Western Cape Liquor Authority spokesperson, Nwabisa Mpalala, said the licence was conditionally approved on Monday March 9, meaning the applicant must meet certain conditions before the
liquor licence gets the final approval. This includes the submission of a report from a designated liquor officer, indicating whether the premises are completed according to the approved plan and the submission colour photographs that show the premises to have been completed, furnished and equipped. She could not say when the store is due to open.
The news was met with mixed emotions by Fish Hoek residents on social media, with some saying Fish Hoek residents should protest against it, as there had been an increase in “riffraff” since the opening of the first bottle store. Others however, said it would create more jobs.
Fish Hoek resident Donald Moore, who has been campaigning for years to keep Fish Hoek dry, said he was surprised to hear that the application had been approved.
He said he had lodged an objection in December last year and found out about the approval after writing to the LLT asking about the progress.
He said he was aggrieved by the decision of the LLT and had requested the reasons for the application being granted.

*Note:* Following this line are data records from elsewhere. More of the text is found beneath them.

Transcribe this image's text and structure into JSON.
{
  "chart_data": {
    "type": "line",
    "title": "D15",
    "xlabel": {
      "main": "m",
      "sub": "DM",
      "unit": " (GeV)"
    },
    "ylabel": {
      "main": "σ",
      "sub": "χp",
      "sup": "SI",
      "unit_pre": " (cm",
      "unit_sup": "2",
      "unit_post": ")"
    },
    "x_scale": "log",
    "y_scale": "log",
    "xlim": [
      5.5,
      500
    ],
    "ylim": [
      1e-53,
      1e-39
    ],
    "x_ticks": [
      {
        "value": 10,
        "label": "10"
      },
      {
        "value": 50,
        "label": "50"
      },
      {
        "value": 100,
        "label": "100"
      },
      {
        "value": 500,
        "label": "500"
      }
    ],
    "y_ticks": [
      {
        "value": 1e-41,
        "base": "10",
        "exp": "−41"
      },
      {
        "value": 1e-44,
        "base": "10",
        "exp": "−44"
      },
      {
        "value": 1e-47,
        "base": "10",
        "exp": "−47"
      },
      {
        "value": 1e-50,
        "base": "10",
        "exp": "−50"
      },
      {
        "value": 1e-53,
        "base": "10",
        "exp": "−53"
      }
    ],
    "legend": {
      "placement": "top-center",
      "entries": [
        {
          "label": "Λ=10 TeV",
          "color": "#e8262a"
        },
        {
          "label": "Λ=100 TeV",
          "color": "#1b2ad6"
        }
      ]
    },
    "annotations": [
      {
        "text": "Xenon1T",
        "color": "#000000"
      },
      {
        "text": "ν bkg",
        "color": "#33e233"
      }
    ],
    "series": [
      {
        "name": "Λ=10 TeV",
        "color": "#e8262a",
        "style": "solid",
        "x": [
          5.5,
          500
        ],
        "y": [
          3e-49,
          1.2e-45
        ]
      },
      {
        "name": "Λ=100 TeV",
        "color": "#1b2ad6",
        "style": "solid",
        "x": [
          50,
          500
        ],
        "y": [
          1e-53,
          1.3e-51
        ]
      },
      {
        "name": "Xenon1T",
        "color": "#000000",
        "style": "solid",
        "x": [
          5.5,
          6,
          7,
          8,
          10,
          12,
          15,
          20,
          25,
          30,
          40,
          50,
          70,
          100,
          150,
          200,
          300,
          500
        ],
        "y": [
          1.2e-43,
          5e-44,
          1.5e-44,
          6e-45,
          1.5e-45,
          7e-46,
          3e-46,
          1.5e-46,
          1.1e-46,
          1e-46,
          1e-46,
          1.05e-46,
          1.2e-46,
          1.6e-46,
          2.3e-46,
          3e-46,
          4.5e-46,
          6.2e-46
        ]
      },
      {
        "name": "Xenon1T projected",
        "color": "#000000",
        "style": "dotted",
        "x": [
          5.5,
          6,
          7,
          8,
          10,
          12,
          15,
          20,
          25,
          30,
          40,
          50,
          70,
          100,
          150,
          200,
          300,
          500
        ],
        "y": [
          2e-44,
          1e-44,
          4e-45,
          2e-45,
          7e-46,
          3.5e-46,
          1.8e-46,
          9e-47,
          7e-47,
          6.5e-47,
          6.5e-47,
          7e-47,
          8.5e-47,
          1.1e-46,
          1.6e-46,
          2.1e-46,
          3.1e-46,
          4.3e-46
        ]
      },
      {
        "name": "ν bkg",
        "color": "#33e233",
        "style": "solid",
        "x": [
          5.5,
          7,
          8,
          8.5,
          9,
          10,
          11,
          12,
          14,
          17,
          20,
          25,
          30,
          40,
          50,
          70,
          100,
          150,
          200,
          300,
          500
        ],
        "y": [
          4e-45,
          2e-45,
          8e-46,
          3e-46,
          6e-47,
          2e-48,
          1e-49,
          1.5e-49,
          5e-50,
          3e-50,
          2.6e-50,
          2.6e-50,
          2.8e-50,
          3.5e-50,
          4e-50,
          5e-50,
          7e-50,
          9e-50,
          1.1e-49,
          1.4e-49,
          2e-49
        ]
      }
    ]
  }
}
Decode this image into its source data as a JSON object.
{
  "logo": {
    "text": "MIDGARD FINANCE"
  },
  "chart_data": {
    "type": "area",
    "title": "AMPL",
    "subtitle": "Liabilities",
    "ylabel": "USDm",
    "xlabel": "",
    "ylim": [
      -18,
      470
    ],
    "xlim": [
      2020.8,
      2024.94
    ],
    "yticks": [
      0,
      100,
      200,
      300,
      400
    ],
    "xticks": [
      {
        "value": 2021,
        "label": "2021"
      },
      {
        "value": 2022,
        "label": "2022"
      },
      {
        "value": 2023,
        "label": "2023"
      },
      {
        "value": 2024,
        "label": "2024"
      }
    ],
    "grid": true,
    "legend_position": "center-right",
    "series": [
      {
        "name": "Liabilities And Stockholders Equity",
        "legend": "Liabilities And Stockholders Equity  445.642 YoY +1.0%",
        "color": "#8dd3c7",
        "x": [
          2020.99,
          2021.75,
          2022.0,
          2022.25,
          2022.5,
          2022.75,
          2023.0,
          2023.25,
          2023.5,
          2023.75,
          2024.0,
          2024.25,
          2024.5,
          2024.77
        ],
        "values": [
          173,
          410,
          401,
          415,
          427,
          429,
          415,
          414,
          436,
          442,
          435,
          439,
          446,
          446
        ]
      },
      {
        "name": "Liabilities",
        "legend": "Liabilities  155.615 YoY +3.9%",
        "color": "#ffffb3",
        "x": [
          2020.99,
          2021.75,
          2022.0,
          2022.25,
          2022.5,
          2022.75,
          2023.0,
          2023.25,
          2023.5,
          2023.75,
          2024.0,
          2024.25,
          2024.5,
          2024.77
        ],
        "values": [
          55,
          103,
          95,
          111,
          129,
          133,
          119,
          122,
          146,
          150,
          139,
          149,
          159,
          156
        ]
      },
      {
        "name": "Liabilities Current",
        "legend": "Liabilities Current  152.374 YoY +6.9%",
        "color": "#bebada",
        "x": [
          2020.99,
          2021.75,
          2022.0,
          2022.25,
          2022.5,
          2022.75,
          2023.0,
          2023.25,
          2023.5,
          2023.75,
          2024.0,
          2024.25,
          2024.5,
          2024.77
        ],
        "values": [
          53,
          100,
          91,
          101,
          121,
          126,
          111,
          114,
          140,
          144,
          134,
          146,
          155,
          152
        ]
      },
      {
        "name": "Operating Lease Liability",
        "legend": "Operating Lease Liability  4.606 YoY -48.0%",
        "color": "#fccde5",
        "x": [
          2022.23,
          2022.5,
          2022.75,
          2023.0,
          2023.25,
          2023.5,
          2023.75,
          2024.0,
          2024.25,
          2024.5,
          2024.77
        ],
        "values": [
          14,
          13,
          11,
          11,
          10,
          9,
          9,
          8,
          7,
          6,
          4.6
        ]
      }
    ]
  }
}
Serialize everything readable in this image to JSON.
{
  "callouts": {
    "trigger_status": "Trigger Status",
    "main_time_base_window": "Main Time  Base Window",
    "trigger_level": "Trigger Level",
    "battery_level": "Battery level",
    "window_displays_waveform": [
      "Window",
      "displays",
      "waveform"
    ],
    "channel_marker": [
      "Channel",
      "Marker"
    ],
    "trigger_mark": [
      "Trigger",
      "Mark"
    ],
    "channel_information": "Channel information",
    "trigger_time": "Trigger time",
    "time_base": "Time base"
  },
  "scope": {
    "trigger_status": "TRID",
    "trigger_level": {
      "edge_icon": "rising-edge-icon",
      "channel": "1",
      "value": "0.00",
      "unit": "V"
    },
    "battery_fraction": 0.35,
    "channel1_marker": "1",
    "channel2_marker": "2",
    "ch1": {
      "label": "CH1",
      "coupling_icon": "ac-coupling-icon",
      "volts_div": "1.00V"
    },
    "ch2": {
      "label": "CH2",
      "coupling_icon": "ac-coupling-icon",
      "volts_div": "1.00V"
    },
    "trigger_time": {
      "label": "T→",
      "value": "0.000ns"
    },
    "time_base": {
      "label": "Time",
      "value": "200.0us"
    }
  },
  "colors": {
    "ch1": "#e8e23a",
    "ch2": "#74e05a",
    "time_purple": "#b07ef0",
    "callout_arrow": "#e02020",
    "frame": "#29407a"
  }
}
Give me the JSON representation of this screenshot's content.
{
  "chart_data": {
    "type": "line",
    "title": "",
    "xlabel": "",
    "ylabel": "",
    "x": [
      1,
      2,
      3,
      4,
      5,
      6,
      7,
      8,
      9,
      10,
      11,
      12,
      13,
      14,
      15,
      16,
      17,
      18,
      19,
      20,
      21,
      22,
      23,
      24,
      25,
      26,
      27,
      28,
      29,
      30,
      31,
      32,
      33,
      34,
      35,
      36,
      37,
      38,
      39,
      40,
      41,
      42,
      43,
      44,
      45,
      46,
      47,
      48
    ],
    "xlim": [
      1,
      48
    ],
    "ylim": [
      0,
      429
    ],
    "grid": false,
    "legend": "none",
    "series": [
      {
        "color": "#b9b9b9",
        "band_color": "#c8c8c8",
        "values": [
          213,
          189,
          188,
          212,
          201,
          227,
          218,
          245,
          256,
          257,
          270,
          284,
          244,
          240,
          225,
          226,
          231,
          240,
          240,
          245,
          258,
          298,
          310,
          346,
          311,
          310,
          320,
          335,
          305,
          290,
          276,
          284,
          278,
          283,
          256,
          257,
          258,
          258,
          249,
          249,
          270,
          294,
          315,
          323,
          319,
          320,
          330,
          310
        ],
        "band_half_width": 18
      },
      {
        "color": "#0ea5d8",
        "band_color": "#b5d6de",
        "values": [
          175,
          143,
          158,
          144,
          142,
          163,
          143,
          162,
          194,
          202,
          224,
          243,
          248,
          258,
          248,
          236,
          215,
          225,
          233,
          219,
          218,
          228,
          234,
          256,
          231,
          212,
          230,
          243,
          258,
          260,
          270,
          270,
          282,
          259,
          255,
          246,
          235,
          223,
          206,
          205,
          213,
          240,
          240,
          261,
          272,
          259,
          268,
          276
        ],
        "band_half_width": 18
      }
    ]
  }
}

The Western Cape alcohol-related harms reduction policy White Paper, he said, which first appeared in 2017, states on page 30 and again on page 71 that when considering applications for any liquor licence, the type of area, including whether it is a residential area versus a business node or one that caters for tourism purposes, should be considered as well as factors such as distance from educational, health, religious or other public institutions.
He said the transition from lockdown level 4 to level 3, with the easing of the restriction on the sale of alcohol, had provided very persuasive evidence that alcohol is responsible for an overwhelming amount of harm and no good other than profits for traders.
“The evidence is there and always has been but the blind or captured administration will go on granting licences to sell liquor. I am aghast,” he said.
However, Danie Cronje from Danie Cronje Attorneys, who specialises in liquor law, said retail sales to the public were governed by
the Western Cape Liquor Act and not the national Liquor Act which only regulates large scale manufacturers and distributors of liquor.
He said provisions of the Western Cape Liquor Act state that a licence should not prejudice the activities at a school, place of worship or a facility for the elderly. The mere presence of such a facility does not prohibit the granting of a licence.
He said individuals often objected on the grounds that such a facility was near the bottle store but said objectors needed to provide evidence to show why there would be prejudice.
“One must have proper grounds to object and children are not prejudiced by looking at liquor,” he said.
He said most malls had liquor stores and children were not affected by going to a mall and seeing the liquor store.
He added that one should not confuse public interest and public opinion. It is not the same and one of the aspects taken into consideration when approving a liquor licence is the nature of business and how it will be conducted.
Fish Hoek police station commander, Lieutenant Colonel Jackie Johnson, said since the easing of lockdown, they had had one incident of driving under the influence of alcohol.
However, Dr Wendy Waddington, manager for medical services at False Bay Hospital, said there
had been a dramatic increase in alcohol-related traumas such as beatings, stabbings and motor vehicle accidents since alcohol sales were unbanned and said the cases at False Bay hospital increased from one or two cases a week to up to 20 a day.